Let's evaluate the performance of the retrieval system.

In [None]:
# Define test queries
test_queries = [
    "When is the next team meeting?",
    "What's the status of the project?",
    "Can you find emails about the budget?",
    "Who sent me information about the new client?",
    "Find emails about the marketing campaign"
]

# Evaluate retrieval performance
retrieval_results = []
for query in test_queries:
    # Time the retrieval
    start_time = time.time()
    retrieved_emails = retriever.retrieve(query, top_k=5)
    end_time = time.time()
    retrieval_time = end_time - start_time
    
    # Filter out emails with score < 0.5
    filtered_emails = [email for email in retrieved_emails if email.get('score', 0) >= 0.5]
    
    # Add to results
    retrieval_results.append({
        'query': query,
        'retrieved_emails': filtered_emails,
        'retrieval_time': retrieval_time,
        'num_results': len(filtered_emails)
    })

# Display results
for i, result in enumerate(retrieval_results):
    print(f"Query {i+1}: {result['query']}")
    print(f"Retrieved {result['num_results']} emails in {result['retrieval_time']:.4f} seconds")
    for j, email in enumerate(result['retrieved_emails']):
        print(f"  {j+1}. {email['subject']} (Score: {email['score']:.2f})")
    print()

## 3. Evaluate RAG Pipeline

Now let's evaluate the complete RAG pipeline.

In [None]:
# Evaluate RAG pipeline
rag_results = []
for query in test_queries:
    # Time the pipeline
    start_time = time.time()
    result = rag_pipeline.process_query(query)
    end_time = time.time()
    pipeline_time = end_time - start_time
    
    # Add to results
    rag_results.append({
        'query': query,
        'response': result['response'],
        'retrieved_emails': result['retrieved_emails'],
        'pipeline_time': pipeline_time
    })

# Display results
for i, result in enumerate(rag_results):
    print(f"Query {i+1}: {result['query']}")
    print(f"Pipeline time: {result['pipeline_time']:.4f} seconds")
    print(f"Response: {result['response']}")
    print()

## 4. Analyze Results

Let's analyze the performance metrics.

In [None]:
# Extract metrics
retrieval_times = [result['retrieval_time'] for result in retrieval_results]
pipeline_times = [result['pipeline_time'] for result in rag_results]
num_results = [result['num_results'] for result in retrieval_results]

# Calculate average metrics
avg_retrieval_time = sum(retrieval_times) / len(retrieval_times) if retrieval_times else 0
avg_pipeline_time = sum(pipeline_times) / len(pipeline_times) if pipeline_times else 0
avg_num_results = sum(num_results) / len(num_results) if num_results else 0

print(f"Average retrieval time: {avg_retrieval_time:.4f} seconds")
print(f"Average pipeline time: {avg_pipeline_time:.4f} seconds")
print(f"Average number of results: {avg_num_results:.2f}")

# Create a simple table of results
print("\nDetailed Results:")
print("-" * 80)
print(f"{'Query':<30} | {'Retrieval Time (s)':<20} | {'Pipeline Time (s)':<20} | {'# Results':<10}")
print("-" * 80)
for i, query in enumerate(test_queries):
    retrieval_time = retrieval_times[i] if i < len(retrieval_times) else 0
    pipeline_time = pipeline_times[i] if i < len(pipeline_times) else 0
    num_result = num_results[i] if i < len(num_results) else 0
    print(f"{query[:30]:<30} | {retrieval_time:<20.4f} | {pipeline_time:<20.4f} | {num_result:<10}")
print("-" * 80)
print(f"{'Average':<30} | {avg_retrieval_time:<20.4f} | {avg_pipeline_time:<20.4f} | {avg_num_results:<10.2f}")

## 5. Conclusion

In this notebook, we evaluated the performance of the Email Wizard Assistant.

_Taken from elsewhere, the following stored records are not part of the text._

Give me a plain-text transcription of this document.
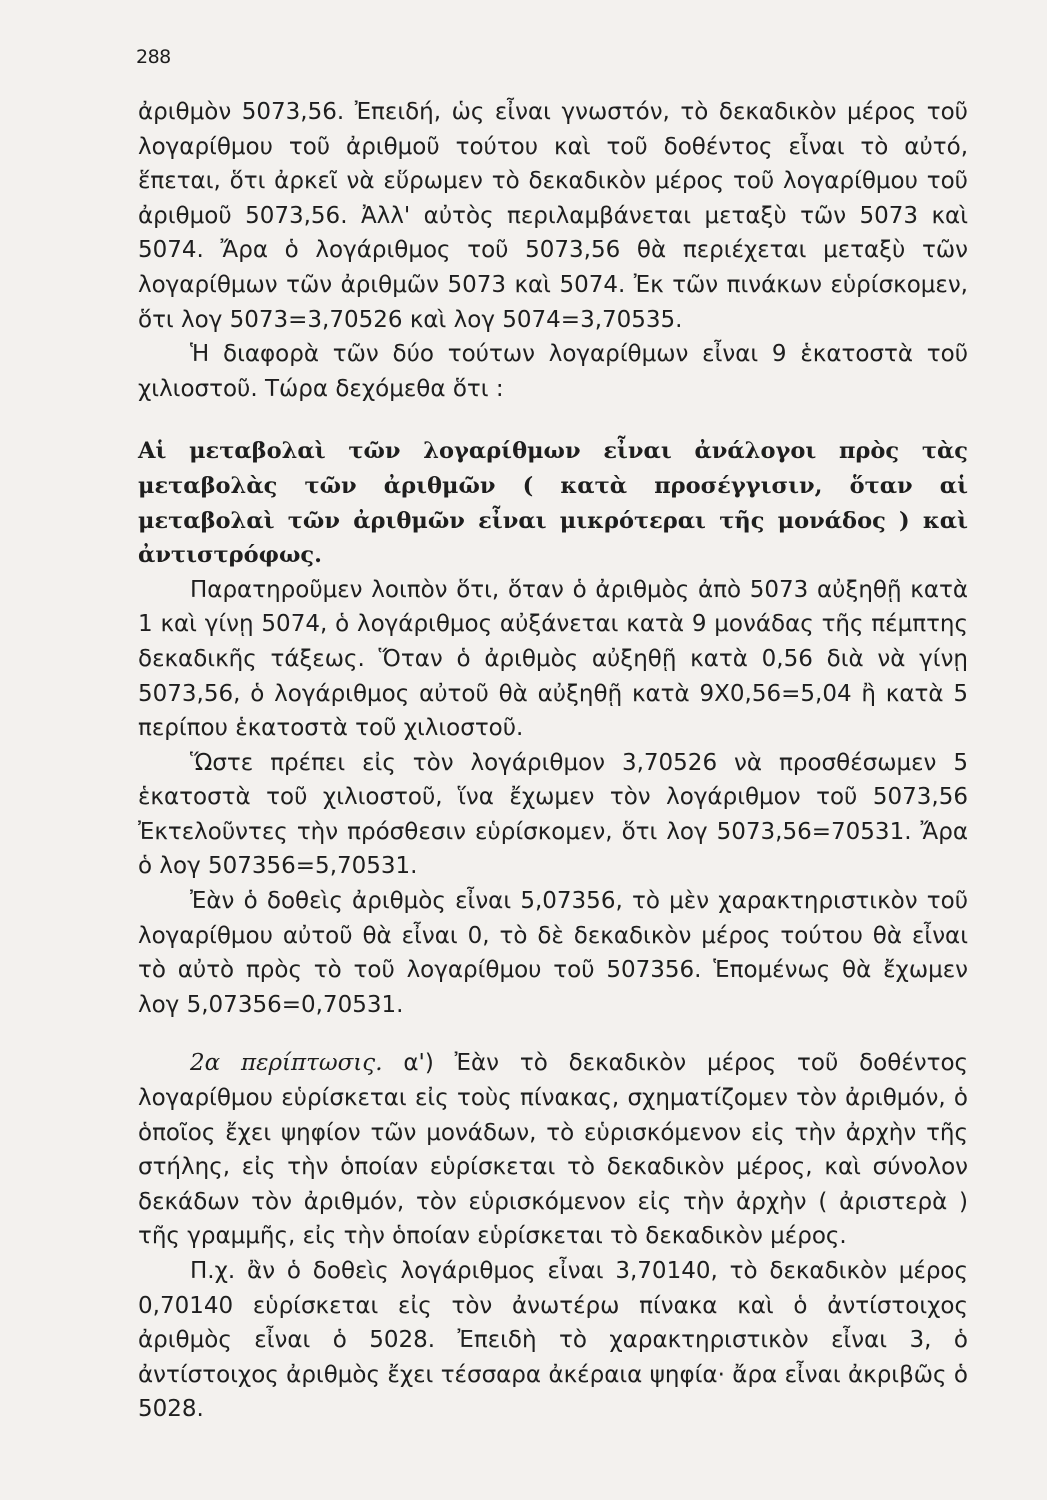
288

ἀριθμὸν 5073,56. Ἐπειδή, ὡς εἶναι γνωστόν, τὸ δεκαδικὸν μέρος τοῦ λογαρίθμου τοῦ ἀριθμοῦ τούτου καὶ τοῦ δοθέντος εἶναι τὸ αὐτό, ἕπεται, ὅτι ἀρκεῖ νὰ εὕρωμεν τὸ δεκαδικὸν μέρος τοῦ λογαρίθμου τοῦ ἀριθμοῦ 5073,56. Ἀλλ' αὐτὸς περιλαμβάνεται μεταξὺ τῶν 5073 καὶ 5074. Ἄρα ὁ λογάριθμος τοῦ 5073,56 θὰ περιέχεται μεταξὺ τῶν λογαρίθμων τῶν ἀριθμῶν 5073 καὶ 5074. Ἐκ τῶν πινάκων εὑρίσκομεν, ὅτι λογ 5073=3,70526 καὶ λογ 5074=3,70535.

Ἡ διαφορὰ τῶν δύο τούτων λογαρίθμων εἶναι 9 ἑκατοστὰ τοῦ χιλιοστοῦ. Τώρα δεχόμεθα ὅτι :

Αἱ μεταβολαὶ τῶν λογαρίθμων εἶναι ἀνάλογοι πρὸς τὰς μεταβολὰς τῶν ἀριθμῶν ( κατὰ προσέγγισιν, ὅταν αἱ μεταβολαὶ τῶν ἀριθμῶν εἶναι μικρότεραι τῆς μονάδος ) καὶ ἀντιστρόφως.

Παρατηροῦμεν λοιπὸν ὅτι, ὅταν ὁ ἀριθμὸς ἀπὸ 5073 αὐξηθῇ κατὰ 1 καὶ γίνῃ 5074, ὁ λογάριθμος αὐξάνεται κατὰ 9 μονάδας τῆς πέμπτης δεκαδικῆς τάξεως. Ὅταν ὁ ἀριθμὸς αὐξηθῇ κατὰ 0,56 διὰ νὰ γίνῃ 5073,56, ὁ λογάριθμος αὐτοῦ θὰ αὐξηθῇ κατὰ 9Χ0,56=5,04 ἢ κατὰ 5 περίπου ἑκατοστὰ τοῦ χιλιοστοῦ.

Ὥστε πρέπει εἰς τὸν λογάριθμον 3,70526 νὰ προσθέσωμεν 5 ἑκατοστὰ τοῦ χιλιοστοῦ, ἵνα ἔχωμεν τὸν λογάριθμον τοῦ 5073,56 Ἐκτελοῦντες τὴν πρόσθεσιν εὑρίσκομεν, ὅτι λογ 5073,56=70531. Ἄρα ὁ λογ 507356=5,70531.

Ἐὰν ὁ δοθεὶς ἀριθμὸς εἶναι 5,07356, τὸ μὲν χαρακτηριστικὸν τοῦ λογαρίθμου αὐτοῦ θὰ εἶναι 0, τὸ δὲ δεκαδικὸν μέρος τούτου θὰ εἶναι τὸ αὐτὸ πρὸς τὸ τοῦ λογαρίθμου τοῦ 507356. Ἑπομένως θὰ ἔχωμεν λογ 5,07356=0,70531.

2α περίπτωσις. α') Ἐὰν τὸ δεκαδικὸν μέρος τοῦ δοθέντος λογαρίθμου εὑρίσκεται εἰς τοὺς πίνακας, σχηματίζομεν τὸν ἀριθμόν, ὁ ὁποῖος ἔχει ψηφίον τῶν μονάδων, τὸ εὑρισκόμενον εἰς τὴν ἀρχὴν τῆς στήλης, εἰς τὴν ὁποίαν εὑρίσκεται τὸ δεκαδικὸν μέρος, καὶ σύνολον δεκάδων τὸν ἀριθμόν, τὸν εὑρισκόμενον εἰς τὴν ἀρχὴν ( ἀριστερὰ ) τῆς γραμμῆς, εἰς τὴν ὁποίαν εὑρίσκεται τὸ δεκαδικὸν μέρος.

Π.χ. ἂν ὁ δοθεὶς λογάριθμος εἶναι 3,70140, τὸ δεκαδικὸν μέρος 0,70140 εὑρίσκεται εἰς τὸν ἀνωτέρω πίνακα καὶ ὁ ἀντίστοιχος ἀριθμὸς εἶναι ὁ 5028. Ἐπειδὴ τὸ χαρακτηριστικὸν εἶναι 3, ὁ ἀντίστοιχος ἀριθμὸς ἔχει τέσσαρα ἀκέραια ψηφία· ἄρα εἶναι ἀκριβῶς ὁ 5028.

We measured the speed and accuracy of the retrieval system, as well as the quality of the generated responses.

Key findings:
- The retrieval system is able to find relevant emails quickly
- The RAG pipeline generates helpful responses based on the retrieved emails
- The system only displays emails with a match percentage greater than 50%

Next steps:
- Fine-tune the retrieval system for better accuracy
- Improve the response generation for more natural language
- Evaluate with a larger dataset of real emails